Una delibera firmata dal direttore generale Mario Forlenza autorizza così ad attingere alla graduatoria dell’ospedale Ruggi di Aragona di Salerno, viste le “ragioni di urgenza ed eccezionalità”.

Lo scontro si consuma sull’interpretazione della norma. Le disposizioni danno la possibilità di “attingere da graduatorie vigenti per concorso pubblici”, invece di fare un nuovo bando, ma secondo i sindacati si può assumere personale solo dalle “graduatorie a tempo indeterminato”, per prevenire fenomeni di precariato.

Le 130 assunzioni sarebbero «illegittime perché la graduatoria di Salerno è a tempo determinato».

Il governatore De Luca è stato poi accusato di fare campagna elettorale, visto che Salerno è la città in cui è candidato il figlio Piero.

Il personale è in agitazione. Chiede “lo slittamento dell’apertura dell’Ospedale del mare e una diversa assegnazione del personale”.

Problemi in vista anche al reparto di radiologia. I radiologi passeranno da 13 a 6 perché hanno vinto un concorso a tempo indeterminato.

All’inizio di novembre un blackout ha anche lascato per sei ore l’ Ospedale del mare senza elettricità. La causa sarebbe stata un’infiltrazione d’acqua all’interno del serbatoio di gasolio che alimenta il generatore di emergenza.

Un mese prima si è poi consumata la prima tragedia. Dopo un calvario di 48 ore è morto un dentista per pancreatite acuta.

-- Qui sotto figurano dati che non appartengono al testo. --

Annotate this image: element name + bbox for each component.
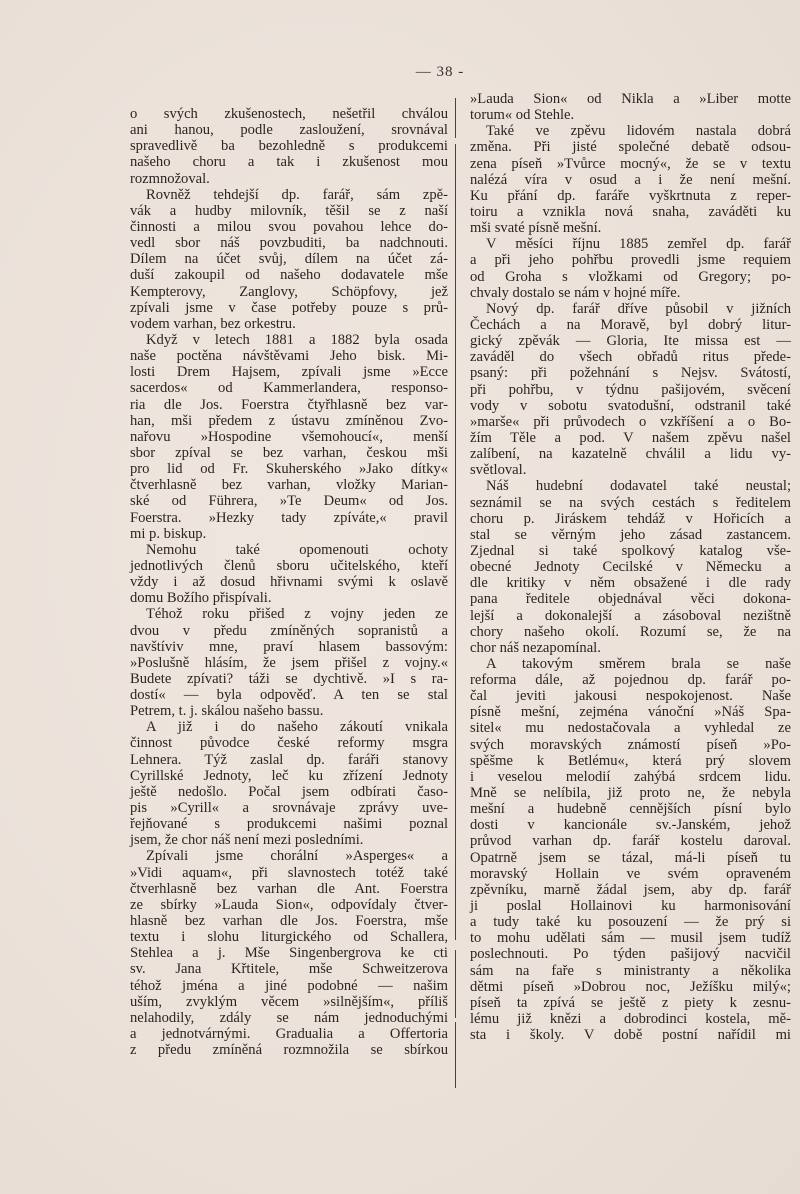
text-line: Mně se nelíbila, již proto ne, že nebyla xyxy=(470,785,791,801)
text-line: spěšme k Betlému«, která prý slovem xyxy=(470,753,791,769)
text-line: navštíviv mne, praví hlasem bassovým: xyxy=(130,639,448,655)
text-line: jsem, že chor náš není mezi posledními. xyxy=(130,832,448,848)
text-line: dvou v předu zmíněných sopranistů a xyxy=(130,623,448,639)
text-line: Lehnera. Týž zaslal dp. faráři stanovy xyxy=(130,752,448,768)
left-column: o svých zkušenostech, nešetřil chválouan… xyxy=(130,106,448,1058)
text-line: hlasně bez varhan dle Jos. Foerstra, mše xyxy=(130,913,448,929)
text-line: Dílem na účet svůj, dílem na účet zá- xyxy=(130,251,448,267)
text-line: dostí« — byla odpověď. A ten se stal xyxy=(130,687,448,703)
text-line: vák a hudby milovník, těšil se z naší xyxy=(130,203,448,219)
text-line: téhož jména a jiné podobné — našim xyxy=(130,978,448,994)
text-line: »marše« při průvodech o vzkříšení a o Bo… xyxy=(470,414,791,430)
text-line: V měsíci říjnu 1885 zemřel dp. farář xyxy=(470,236,791,252)
text-line: chvaly dostalo se nám v hojné míře. xyxy=(470,285,791,301)
text-line: reforma dále, až pojednou dp. farář po- xyxy=(470,672,791,688)
text-line: řejňované s produkcemi našimi poznal xyxy=(130,816,448,832)
text-line: z předu zmíněná rozmnožila se sbírkou xyxy=(130,1042,448,1058)
text-line: A takovým směrem brala se naše xyxy=(470,656,791,672)
text-line: Budete zpívati? táži se dychtivě. »I s r… xyxy=(130,671,448,687)
text-line: psaný: při požehnání s Nejsv. Svátostí, xyxy=(470,365,791,381)
text-line: dle kritiky v něm obsažené i dle rady xyxy=(470,575,791,591)
text-line: domu Božího přispívali. xyxy=(130,590,448,606)
text-line: vody v sobotu svatodušní, odstranil také xyxy=(470,398,791,414)
scanned-page: — 38 - o svých zkušenostech, nešetřil ch… xyxy=(0,0,800,1194)
text-line: nalézá víra v osud a i že není mešní. xyxy=(470,172,791,188)
text-line: spravedlivě ba bezohledně s produkcemi xyxy=(130,138,448,154)
text-line: zpěvníku, marně žádal jsem, aby dp. fará… xyxy=(470,882,791,898)
text-line: lejší a dokonalejší a zásoboval nezištně xyxy=(470,608,791,624)
text-line: ze sbírky »Lauda Sion«, odpovídaly čtver… xyxy=(130,897,448,913)
text-line: gický zpěvák — Gloria, Ite missa est — xyxy=(470,333,791,349)
text-line: průvod varhan dp. farář kostelu daroval. xyxy=(470,833,791,849)
text-line: a při jeho pohřbu provedli jsme requiem xyxy=(470,252,791,268)
text-line: a tudy také ku posouzení — že prý si xyxy=(470,914,791,930)
text-line: Také ve zpěvu lidovém nastala dobrá xyxy=(470,123,791,139)
text-line: pana ředitele objednával věci dokona- xyxy=(470,591,791,607)
text-line: i veselou melodií zahýbá srdcem lidu. xyxy=(470,769,791,785)
text-line: svých moravských známostí píseň »Po- xyxy=(470,737,791,753)
text-line: duší zakoupil od našeho dodavatele mše xyxy=(130,267,448,283)
text-line: Zpívali jsme chorální »Asperges« a xyxy=(130,848,448,864)
text-line: Rovněž tehdejší dp. farář, sám zpě- xyxy=(130,187,448,203)
text-line: sitel« mu nedostačovala a vyhledal ze xyxy=(470,720,791,736)
text-line: Nemohu také opomenouti ochoty xyxy=(130,542,448,558)
column-divider-gap xyxy=(454,1018,457,1022)
text-line: ještě nedošlo. Počal jsem odbírati časo- xyxy=(130,784,448,800)
text-line: pis »Cyrill« a srovnávaje zprávy uve- xyxy=(130,800,448,816)
text-line: Ku přání dp. faráře vyškrtnuta z reper- xyxy=(470,188,791,204)
text-line: lému již knězi a dobrodinci kostela, mě- xyxy=(470,1011,791,1027)
text-line: uším, zvyklým věcem »silnějším«, příliš xyxy=(130,994,448,1010)
text-line: zpívali jsme v čase potřeby pouze s prů- xyxy=(130,300,448,316)
text-line: han, mši předem z ústavu zmíněnou Zvo- xyxy=(130,413,448,429)
page-number: — 38 - xyxy=(380,64,500,81)
text-line: torum« od Stehle. xyxy=(470,107,791,123)
text-line: sacerdos« od Kammerlandera, responso- xyxy=(130,380,448,396)
text-line: změna. Při jisté společné debatě odsou- xyxy=(470,139,791,155)
text-line: při pohřbu, v týdnu pašijovém, svěcení xyxy=(470,382,791,398)
text-line: vždy i až dosud hřivnami svými k oslavě xyxy=(130,574,448,590)
text-line: vodem varhan, bez orkestru. xyxy=(130,316,448,332)
text-line: mši svaté písně mešní. xyxy=(470,220,791,236)
text-line: Foerstra. »Hezky tady zpíváte,« pravil xyxy=(130,510,448,526)
column-divider-gap xyxy=(454,138,457,144)
text-line: čtverhlasně bez varhan, vložky Marian- xyxy=(130,477,448,493)
text-line: chor náš nezapomínal. xyxy=(470,640,791,656)
text-line: »Lauda Sion« od Nikla a »Liber motte xyxy=(470,91,791,107)
text-line: mešní a hudebně cennějších písní bylo xyxy=(470,801,791,817)
text-line: činnost původce české reformy msgra xyxy=(130,735,448,751)
text-line: ria dle Jos. Foerstra čtyřhlasně bez var… xyxy=(130,397,448,413)
text-line: Zjednal si také spolkový katalog vše- xyxy=(470,543,791,559)
text-line: písně mešní, zejména vánoční »Náš Spa- xyxy=(470,704,791,720)
text-line: jednotlivých členů sboru učitelského, kt… xyxy=(130,558,448,574)
text-line: sbor zpíval se bez varhan, českou mši xyxy=(130,445,448,461)
text-line: ji poslal Hollainovi ku harmonisování xyxy=(470,898,791,914)
text-line: nelahodily, zdály se nám jednoduchými xyxy=(130,1010,448,1026)
text-line: chory našeho okolí. Rozumí se, že na xyxy=(470,624,791,640)
text-line: moravský Hollain ve svém opraveném xyxy=(470,866,791,882)
text-line: sám na faře s ministranty a několika xyxy=(470,963,791,979)
text-line: naše poctěna návštěvami Jeho bisk. Mi- xyxy=(130,348,448,364)
text-line: zalíbení, na kazatelně chválil a lidu vy… xyxy=(470,446,791,462)
text-line: činnosti a milou svou povahou lehce do- xyxy=(130,219,448,235)
text-line: Opatrně jsem se tázal, má-li píseň tu xyxy=(470,850,791,866)
text-line: našeho choru a tak i zkušenost mou xyxy=(130,154,448,170)
text-line: obecné Jednoty Cecilské v Německu a xyxy=(470,559,791,575)
text-line: čtverhlasně bez varhan dle Ant. Foerstra xyxy=(130,881,448,897)
text-line: nařovu »Hospodine všemohoucí«, menší xyxy=(130,429,448,445)
text-line: ské od Führera, »Te Deum« od Jos. xyxy=(130,493,448,509)
right-column: »Lauda Sion« od Nikla a »Liber mottetoru… xyxy=(470,91,791,1043)
text-line: Téhož roku přišed z vojny jeden ze xyxy=(130,606,448,622)
text-line: Kempterovy, Zanglovy, Schöpfovy, jež xyxy=(130,284,448,300)
text-line: »Poslušně hlásím, že jsem přišel z vojny… xyxy=(130,655,448,671)
text-line: dosti v kancionále sv.-Janském, jehož xyxy=(470,817,791,833)
text-line: od Groha s vložkami od Gregory; po- xyxy=(470,269,791,285)
text-line: sta i školy. V době postní nařídil mi xyxy=(470,1027,791,1043)
text-line: poslechnouti. Po týden pašijový nacvičil xyxy=(470,946,791,962)
text-line: vedl sbor náš povzbuditi, ba nadchnouti. xyxy=(130,235,448,251)
text-line: dětmi píseň »Dobrou noc, Ježíšku milý«; xyxy=(470,979,791,995)
text-line: to mohu udělati sám — musil jsem tudíž xyxy=(470,930,791,946)
text-line: toiru a vznikla nová snaha, zaváděti ku xyxy=(470,204,791,220)
text-line: stal se věrným jeho zásad zastancem. xyxy=(470,527,791,543)
text-line: rozmnožoval. xyxy=(130,171,448,187)
text-line: čal jeviti jakousi nespokojenost. Naše xyxy=(470,688,791,704)
text-line: zena píseň »Tvůrce mocný«, že se v textu xyxy=(470,156,791,172)
text-line: Nový dp. farář dříve působil v jižních xyxy=(470,301,791,317)
text-line: »Vidi aquam«, při slavnostech totéž také xyxy=(130,865,448,881)
text-line: světloval. xyxy=(470,462,791,478)
text-line: pro lid od Fr. Skuherského »Jako dítky« xyxy=(130,461,448,477)
text-line: Když v letech 1881 a 1882 byla osada xyxy=(130,332,448,348)
text-line: losti Drem Hajsem, zpívali jsme »Ecce xyxy=(130,364,448,380)
text-line: píseň ta zpívá se ještě z piety k zesnu- xyxy=(470,995,791,1011)
text-line: A již i do našeho zákoutí vnikala xyxy=(130,719,448,735)
text-line: žím Těle a pod. V našem zpěvu našel xyxy=(470,430,791,446)
text-line: o svých zkušenostech, nešetřil chválou xyxy=(130,106,448,122)
text-line: Čechách a na Moravě, byl dobrý litur- xyxy=(470,317,791,333)
text-line: mi p. biskup. xyxy=(130,526,448,542)
text-line: Stehlea a j. Mše Singenbergrova ke cti xyxy=(130,945,448,961)
text-line: choru p. Jiráskem tehdáž v Hořicích a xyxy=(470,511,791,527)
text-line: zaváděl do všech obřadů ritus přede- xyxy=(470,349,791,365)
text-line: a jednotvárnými. Gradualia a Offertoria xyxy=(130,1026,448,1042)
text-line: sv. Jana Křtitele, mše Schweitzerova xyxy=(130,961,448,977)
text-line: ani hanou, podle zasloužení, srovnával xyxy=(130,122,448,138)
text-line: Cyrillské Jednoty, leč ku zřízení Jednot… xyxy=(130,768,448,784)
column-divider-gap xyxy=(454,940,457,950)
text-line: Petrem, t. j. skálou našeho bassu. xyxy=(130,703,448,719)
text-line: seznámil se na svých cestách s ředitelem xyxy=(470,495,791,511)
text-line: textu i slohu liturgického od Schallera, xyxy=(130,929,448,945)
text-line: Náš hudební dodavatel také neustal; xyxy=(470,478,791,494)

Aperto un fascicolo per carenze nell’assistenza.

I numeri del personale

Secondo le stime iniziali gli operatori sanitari necessari all’ Ospedale del mare sono circa 1.527 tra medici, infermieri, amministrativi e tecnici.

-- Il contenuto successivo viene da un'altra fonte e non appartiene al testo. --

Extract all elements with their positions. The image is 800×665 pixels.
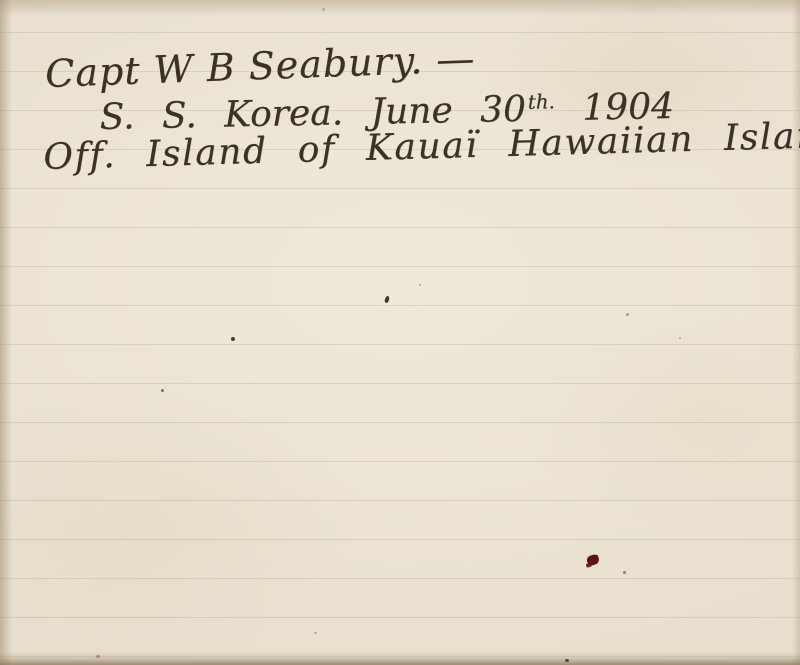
captain-name-text: Capt W B Seabury. —: [44, 36, 476, 96]
journal-page: Capt W B Seabury. — S. S. Korea. June 30…: [0, 0, 800, 665]
paper-speck: [419, 284, 421, 286]
paper-speck: [623, 571, 626, 574]
paper-speck: [565, 659, 569, 662]
paper-speck: [679, 337, 681, 339]
paper-speck: [231, 337, 235, 341]
handwritten-line-captain: Capt W B Seabury. —: [44, 36, 476, 96]
date-ordinal-superscript: th.: [528, 90, 555, 114]
paper-speck: [161, 389, 164, 392]
page-edge-bottom: [0, 651, 800, 665]
page-edge-right: [792, 0, 800, 665]
paper-speck: [314, 632, 317, 634]
page-edge-top: [0, 0, 800, 16]
ink-stain: [586, 554, 600, 567]
paper-speck: [384, 296, 390, 304]
page-edge-left: [0, 0, 12, 665]
paper-speck: [96, 655, 100, 658]
paper-speck: [626, 313, 629, 316]
paper-speck: [322, 8, 325, 11]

La Regione aveva autorizzato 1.000 assunzioni tra 2016 e 2017. Ma le procedure concorsuali e di mobilità regionale ed extraregionale – si legge nella premessa della delibera – si sono rilevate particolarmente complesse.

Sono state concretizzate solo 400 assunzioni, di cui diverse a tempo determinato.

«In totale – spiega all’Ansa Forlenza – serviranno oltre 1250 unità di personale di vari profili professionali, medici, sanitari, tecnici e amministrativi tutte necessarie a garantire la piena funzionalità del nuovo plesso. Per ora nel abbiamo 496, ma abbiamo avuto l’autorizzazione a procedere ad altre 600 assunzioni nei prossimi 6-8 mesi».

Il progetto

Per costruire l’ Ospedale del mare ci sono voluti oltre 10 anni. In mezzo inchieste, commissariamenti, vertenze, concorsi pubblici e 370 milioni di euro spesi rispetto ai 187 stimati.

Ispirato al modello di edilizia innovativa di Renzo Piano prevede 450 posti letto con 16 sale operatorie, l’albergo da 200 letti, strutture di servizio tra cui l’eliporto, il poliambulatorio e due hall.

Il progetto è partito nel 1997, i lavori sono iniziati solo nel 2006. Nel 2009 l’ Ospedale mare viene commissariato e il cantiere a giugno si ferma comportando tre anni di ritardo.

Commissariamento dovuto al cambio di classificazione da semplice presidio ospedaliero a Azienda di rilievo nazionale, con il conseguente adeguamento dell’offerta sanitaria.

Nel progetto l’ospedale di Napoli est deve servire un bacino d’utenza di 700 mila persone accorpando quattro diverse strutture (Ascalesi, Incurabili, Loreto Mare e San Gennaro).

A marzo del 2015 è stato inaugurato il primo padiglione, il Poliambulatorio. Lo scorso 30 ottobre doveva aprire il pronto soccorso di primo livello con trasporto secondario, ma l’inaugurazione è slittata per mancanza di personale.

Oggi funzionano un terzo delle attività assistenziali e di ricovero previste. Sono attivi 5 reparti e 3 servizi: medicina, chirurgia, chirurgia vascolare, otorino e oculistica (solo per interventi in Day surgery), terapia intensiva post-operatoria, radiologia, laboratorio.

L’apertura a pieno regime dell’Ospedale del mare è prevista a gennaio 2018 con l’attivazione di 415 posti letto complessivi.

Nel Piano regionale di programmazione della rete ospedaliera 2016/2018 si sottolinea il nuovo ruolo del reparto maternità – anch’esso finora terreno di scontro.

L’ospedale del mare diventerà il punto di riferimento per l’assistenza materno infantile con la definizione di un “Punto Mamma”.